Adapter

An Adapter acts as a translator between the specific format used by an Agent’s underlying model (like Claude or OpenAI Computer Use) and the standardized formats used by the HUD Environment.

Overview

Different AI models might expect observations (like screenshots) in specific dimensions or return actions in unique structures. The Adapter handles these differences:

  1. Observation Preprocessing: It can resize or reformat environment observations (primarily screenshots) before they are sent to the agent via the rescale() method.
  2. Action Postprocessing: It converts the raw actions received from the agent’s model into the standardized CLA (Command Language Action) format that the environment understands via the adapt() or adapt_list() methods. This includes mapping action names (e.g., mapping key to press) and rescaling coordinates from the agent’s expected dimensions to the actual environment dimensions.

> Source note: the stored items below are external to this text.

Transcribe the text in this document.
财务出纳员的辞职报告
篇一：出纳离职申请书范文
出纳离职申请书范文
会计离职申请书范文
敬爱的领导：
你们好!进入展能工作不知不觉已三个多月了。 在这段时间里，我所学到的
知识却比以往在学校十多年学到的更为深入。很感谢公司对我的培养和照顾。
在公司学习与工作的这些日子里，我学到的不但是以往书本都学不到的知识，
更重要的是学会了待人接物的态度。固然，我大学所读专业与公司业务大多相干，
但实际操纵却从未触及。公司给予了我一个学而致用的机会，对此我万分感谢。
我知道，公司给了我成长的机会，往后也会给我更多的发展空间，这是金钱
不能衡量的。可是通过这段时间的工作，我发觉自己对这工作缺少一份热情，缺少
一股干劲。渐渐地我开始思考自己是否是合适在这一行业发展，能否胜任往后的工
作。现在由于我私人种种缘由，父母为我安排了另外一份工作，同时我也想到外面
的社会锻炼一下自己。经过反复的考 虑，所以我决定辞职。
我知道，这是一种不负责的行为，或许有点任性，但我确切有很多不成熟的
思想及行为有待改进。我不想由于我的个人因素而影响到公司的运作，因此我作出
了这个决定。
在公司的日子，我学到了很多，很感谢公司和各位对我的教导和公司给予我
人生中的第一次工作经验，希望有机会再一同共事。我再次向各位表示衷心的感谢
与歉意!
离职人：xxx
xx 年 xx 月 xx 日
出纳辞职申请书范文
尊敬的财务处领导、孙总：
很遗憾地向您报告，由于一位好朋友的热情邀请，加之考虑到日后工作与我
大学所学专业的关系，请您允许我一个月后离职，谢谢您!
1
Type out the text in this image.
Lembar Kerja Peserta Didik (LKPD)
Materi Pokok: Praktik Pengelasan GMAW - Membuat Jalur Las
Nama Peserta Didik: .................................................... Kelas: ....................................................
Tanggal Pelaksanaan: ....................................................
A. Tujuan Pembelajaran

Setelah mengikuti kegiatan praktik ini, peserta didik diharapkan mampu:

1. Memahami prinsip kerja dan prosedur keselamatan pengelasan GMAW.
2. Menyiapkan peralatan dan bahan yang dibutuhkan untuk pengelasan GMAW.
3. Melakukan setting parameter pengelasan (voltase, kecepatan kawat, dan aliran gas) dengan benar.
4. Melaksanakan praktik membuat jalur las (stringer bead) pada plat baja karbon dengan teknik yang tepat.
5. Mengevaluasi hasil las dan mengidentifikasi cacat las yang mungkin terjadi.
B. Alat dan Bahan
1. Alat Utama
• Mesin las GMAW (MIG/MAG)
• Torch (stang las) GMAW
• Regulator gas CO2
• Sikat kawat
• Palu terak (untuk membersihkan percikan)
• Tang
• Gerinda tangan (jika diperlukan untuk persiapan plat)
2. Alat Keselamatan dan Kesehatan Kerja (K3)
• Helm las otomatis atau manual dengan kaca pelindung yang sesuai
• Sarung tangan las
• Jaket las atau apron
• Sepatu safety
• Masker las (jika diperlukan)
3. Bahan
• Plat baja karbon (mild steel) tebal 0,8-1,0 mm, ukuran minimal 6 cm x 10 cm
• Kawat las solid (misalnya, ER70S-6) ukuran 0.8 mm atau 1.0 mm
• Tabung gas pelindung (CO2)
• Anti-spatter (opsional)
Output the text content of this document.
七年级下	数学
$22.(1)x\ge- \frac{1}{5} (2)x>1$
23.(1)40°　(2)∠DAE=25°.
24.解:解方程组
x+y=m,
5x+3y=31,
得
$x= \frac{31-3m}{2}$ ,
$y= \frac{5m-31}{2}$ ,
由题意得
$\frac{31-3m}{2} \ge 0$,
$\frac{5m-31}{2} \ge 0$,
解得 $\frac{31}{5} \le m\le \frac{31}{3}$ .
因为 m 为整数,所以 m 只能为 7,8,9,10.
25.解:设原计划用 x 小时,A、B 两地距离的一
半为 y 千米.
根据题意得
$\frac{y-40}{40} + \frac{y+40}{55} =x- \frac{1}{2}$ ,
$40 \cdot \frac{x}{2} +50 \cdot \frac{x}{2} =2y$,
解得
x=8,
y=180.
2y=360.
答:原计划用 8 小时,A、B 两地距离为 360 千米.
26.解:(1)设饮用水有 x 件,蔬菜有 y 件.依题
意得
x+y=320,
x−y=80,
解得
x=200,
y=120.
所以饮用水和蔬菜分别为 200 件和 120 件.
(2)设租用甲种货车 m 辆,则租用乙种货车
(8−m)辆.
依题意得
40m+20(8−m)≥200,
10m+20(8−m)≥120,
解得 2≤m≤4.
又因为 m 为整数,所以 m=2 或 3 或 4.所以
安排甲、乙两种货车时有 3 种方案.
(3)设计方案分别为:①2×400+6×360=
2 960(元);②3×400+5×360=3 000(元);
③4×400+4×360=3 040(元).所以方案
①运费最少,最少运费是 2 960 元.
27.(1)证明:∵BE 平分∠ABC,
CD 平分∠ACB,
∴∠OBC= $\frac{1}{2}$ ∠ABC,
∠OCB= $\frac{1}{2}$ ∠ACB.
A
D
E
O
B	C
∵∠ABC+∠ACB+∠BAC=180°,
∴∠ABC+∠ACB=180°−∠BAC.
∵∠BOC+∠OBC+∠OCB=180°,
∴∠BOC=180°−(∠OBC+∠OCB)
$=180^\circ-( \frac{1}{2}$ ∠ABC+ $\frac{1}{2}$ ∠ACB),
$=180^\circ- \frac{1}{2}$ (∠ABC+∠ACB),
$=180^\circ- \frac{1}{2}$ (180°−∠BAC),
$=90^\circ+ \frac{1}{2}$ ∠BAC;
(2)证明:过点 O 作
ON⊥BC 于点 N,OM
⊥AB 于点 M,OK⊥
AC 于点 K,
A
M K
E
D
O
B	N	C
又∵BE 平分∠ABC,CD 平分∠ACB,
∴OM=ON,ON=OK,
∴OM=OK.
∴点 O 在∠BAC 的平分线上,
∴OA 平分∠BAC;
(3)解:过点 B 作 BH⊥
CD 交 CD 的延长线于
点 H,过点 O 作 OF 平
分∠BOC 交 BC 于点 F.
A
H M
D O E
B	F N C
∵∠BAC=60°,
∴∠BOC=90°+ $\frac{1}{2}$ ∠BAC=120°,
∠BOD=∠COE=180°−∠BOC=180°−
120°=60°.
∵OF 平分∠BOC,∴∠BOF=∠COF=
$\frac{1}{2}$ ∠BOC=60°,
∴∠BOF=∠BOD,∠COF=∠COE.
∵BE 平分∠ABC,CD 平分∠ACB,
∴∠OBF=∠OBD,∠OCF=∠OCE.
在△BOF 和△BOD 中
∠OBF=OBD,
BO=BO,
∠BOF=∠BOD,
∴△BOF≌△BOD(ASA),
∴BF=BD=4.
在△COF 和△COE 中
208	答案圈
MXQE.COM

Base Adapter Class (hud.adapters.Adapter)

The base Adapter class (hud.adapters.common.adapter.Adapter) defines the interface and common logic:

  • __init__(): Initializes default agent/environment dimensions (often overridden by subclasses).
  • rescale(observation): Resizes an image observation (numpy array, PIL Image, or base64 string) to the agent_width and agent_height defined in the adapter. Returns the rescaled image as a base64 PNG string.
  • convert(action): Abstract method (though often implemented in subclasses like ClaudeAdapter or OperatorAdapter) intended to translate a single raw action from the model into the CLA format. Note: The main conversion logic usually happens within adapt or adapt_list in practice.
  • postprocess_action(action_dict): Rescales coordinates within an action dictionary (already converted to a dict from CLA) from agent dimensions to environment dimensions.
  • adapt(action): The primary method called by the base Agent’s postprocess stage. It typically calls convert to get a CLA object, then json to turn it into a dict, postprocess_action to rescale coordinates in the dict, and finally validates the rescaled dict back into a CLA object.
  • adapt_list(actions): A helper method that applies adapt to each action in a list.

Built-in Adapters

The SDK provides adapters for the built-in agents:

  • hud.adapters.claude.ClaudeAdapter: Translates actions from the format used by Anthropic’s Claude Computer Use API into CLA. Handles coordinate scaling based on Claude’s default dimensions (1024x768, unless overridden).
  • hud.adapters.operator.OperatorAdapter: Translates actions from the format used by OpenAI’s Computer Use Preview API into CLA. Handles coordinate scaling based on OpenAI’s default dimensions (1024x768, unless overridden).

Using Adapters

Adapters are typically passed during the initialization of an Agent. If no adapter is provided to a built-in agent like ClaudeAgent or OperatorAgent, a default instance of the corresponding adapter (ClaudeAdapter or OperatorAdapter) is usually created internally.

from hud.agent import OperatorAgent
from hud.adapters.operator import OperatorAdapter

# Create an adapter instance (optional, agent creates default if None)
# You might customize adapter parameters here if needed in the future
my_adapter = OperatorAdapter()

# Pass the adapter to the agent
agent = OperatorAgent(environment="browser", adapter=my_adapter)

# Now, when agent.predict() is called, it will use my_adapter
# for preprocessing (rescale) and postprocessing (adapt_list).

Custom Adapters

If you create a custom agent that uses a unique action format or requires specific observation preprocessing, you can create a custom adapter by inheriting from hud.adapters.Adapter and implementing the necessary logic, primarily overriding the convert method or potentially rescale and postprocess_action if needed.

  • Agent: Uses the Adapter to preprocess observations and postprocess actions.
  • Environment: Consumes standardized CLA actions processed by the Adapter.
  • Command Language Actions (CLA): The standardized action format used by HUD environments.